On January 22, 2016, the court entered a consent decree in United States v. Brooklyn Park 73rd Leased Housing Assoc., LLC (D. Minn.), a Fair Housing Act case alleging that the owners and managers of an apartment complex in Brooklyn Park, Minnesota placed undue conditions on a woman’s request to live with her assistance animal and then refused to renew her lease. The consent decree requires the defendants to pay $35,000 to the woman and to adopt a reasonable accommodations policy and obtain fair housing training.
***
On January 7, 2016, the court entered a consent order in United States v. Christensen (D.S.D.). The complaint, which was filed on September 18, 2015, alleged that the owners of an apartment complex refused to allow a tenant to have an assistance animal as a reasonable accommodation to the no-pet policy. The settlement requires defendants to pay $6,000 to the HUD complainant.

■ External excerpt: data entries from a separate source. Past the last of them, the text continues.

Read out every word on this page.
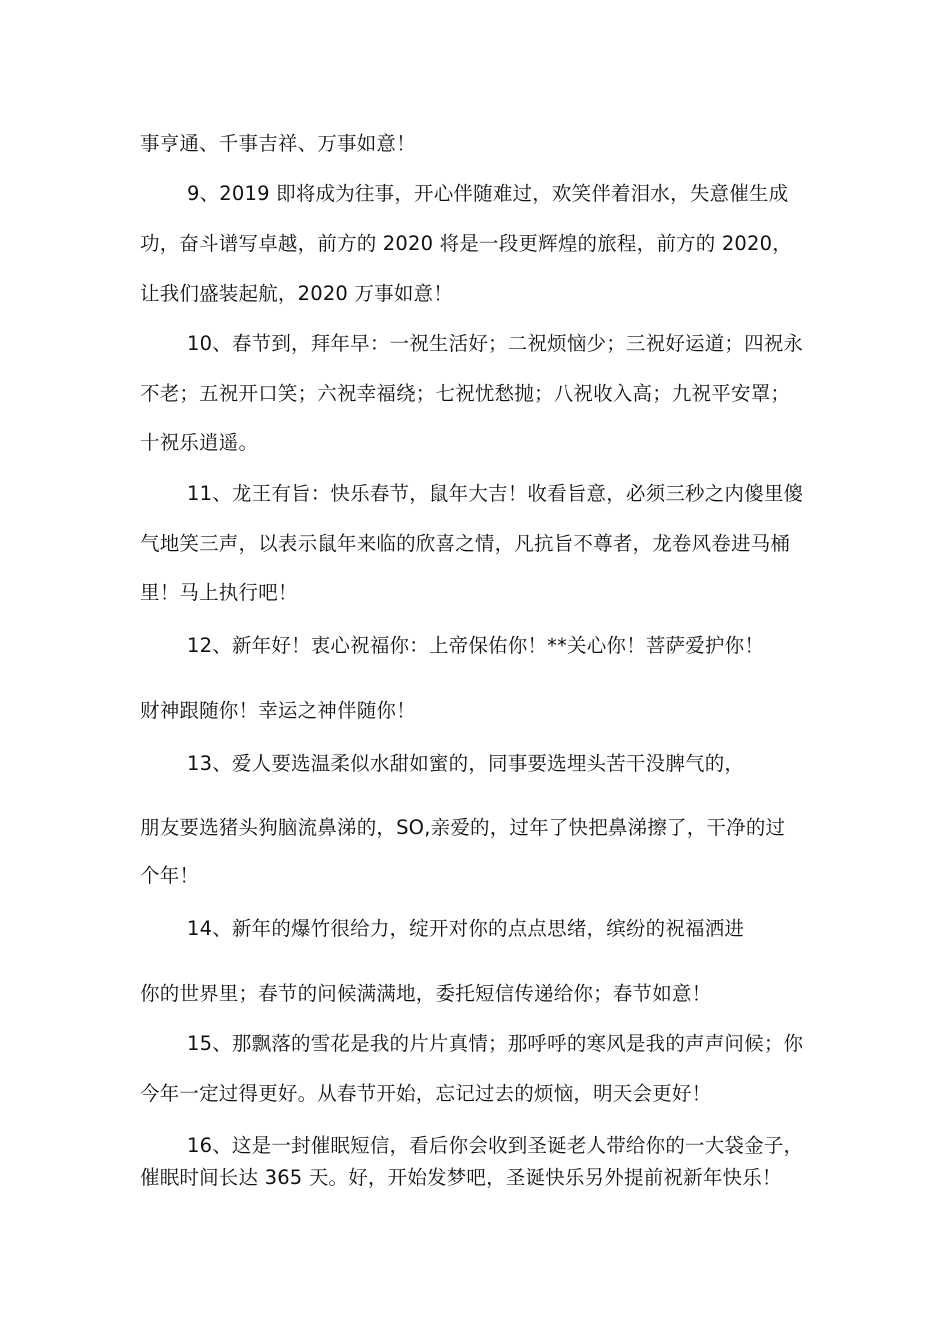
事亨通、千事吉祥、万事如意！
9、2019 即将成为往事，开心伴随难过，欢笑伴着泪水，失意催生成
功，奋斗谱写卓越，前方的 2020 将是一段更辉煌的旅程，前方的 2020，
让我们盛装起航，2020 万事如意！
10、春节到，拜年早：一祝生活好；二祝烦恼少；三祝好运道；四祝永
不老；五祝开口笑；六祝幸福绕；七祝忧愁抛；八祝收入高；九祝平安罩；
十祝乐逍遥。
11、龙王有旨：快乐春节，鼠年大吉！收看旨意，必须三秒之内傻里傻
气地笑三声，以表示鼠年来临的欣喜之情，凡抗旨不尊者，龙卷风卷进马桶
里！马上执行吧！
12、新年好！衷心祝福你：上帝保佑你！**关心你！菩萨爱护你！
财神跟随你！幸运之神伴随你！
13、爱人要选温柔似水甜如蜜的，同事要选埋头苦干没脾气的，
朋友要选猪头狗脑流鼻涕的，SO,亲爱的，过年了快把鼻涕擦了，干净的过
个年！
14、新年的爆竹很给力，绽开对你的点点思绪，缤纷的祝福洒进
你的世界里；春节的问候满满地，委托短信传递给你；春节如意！
15、那飘落的雪花是我的片片真情；那呼呼的寒风是我的声声问候；你
今年一定过得更好。从春节开始，忘记过去的烦恼，明天会更好！
16、这是一封催眠短信，看后你会收到圣诞老人带给你的一大袋金子，
催眠时间长达 365 天。好，开始发梦吧，圣诞快乐另外提前祝新年快乐！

On December 23, 2015, the United States Attorney's Office filed a Fair Housing Act complaint in United States v. Trump Village Section IV Inc. (E.D.N.Y.), alleging that a housing cooperative in Brooklyn, New York refused to allow an Army combat veteran with PTSD and two other residents with disabilities to live with their emotional support animals and then retaliated against them for exercising their fair housing rights.
***
On September 4, 2015, the court entered a consent order in United States v. University of Nebraska at Kearney (“UNK”) (D. Neb.), in which the United States alleged that two former students with disabilities were denied the right to keep assistance animals in their university apartments. The United States also alleged that UNK’s no-pet policy, which exempted animals owned by Residence Hall Directors and service animals under the ADA, constituted a pattern or practice of discrimination. Under the consent order, UNK will: (1) pay $140,000 to the two former students who sought and were denied reasonable accommodations to keep assistance animals; and (2) change its housing policy to allow persons with psychological disabilities to keep animals with them in university housing where such animals provide necessary therapeutic benefits.//
These are only a few examples of the potential adverse consequences that might befall an association in this context. There are many, many more examples that can be cited.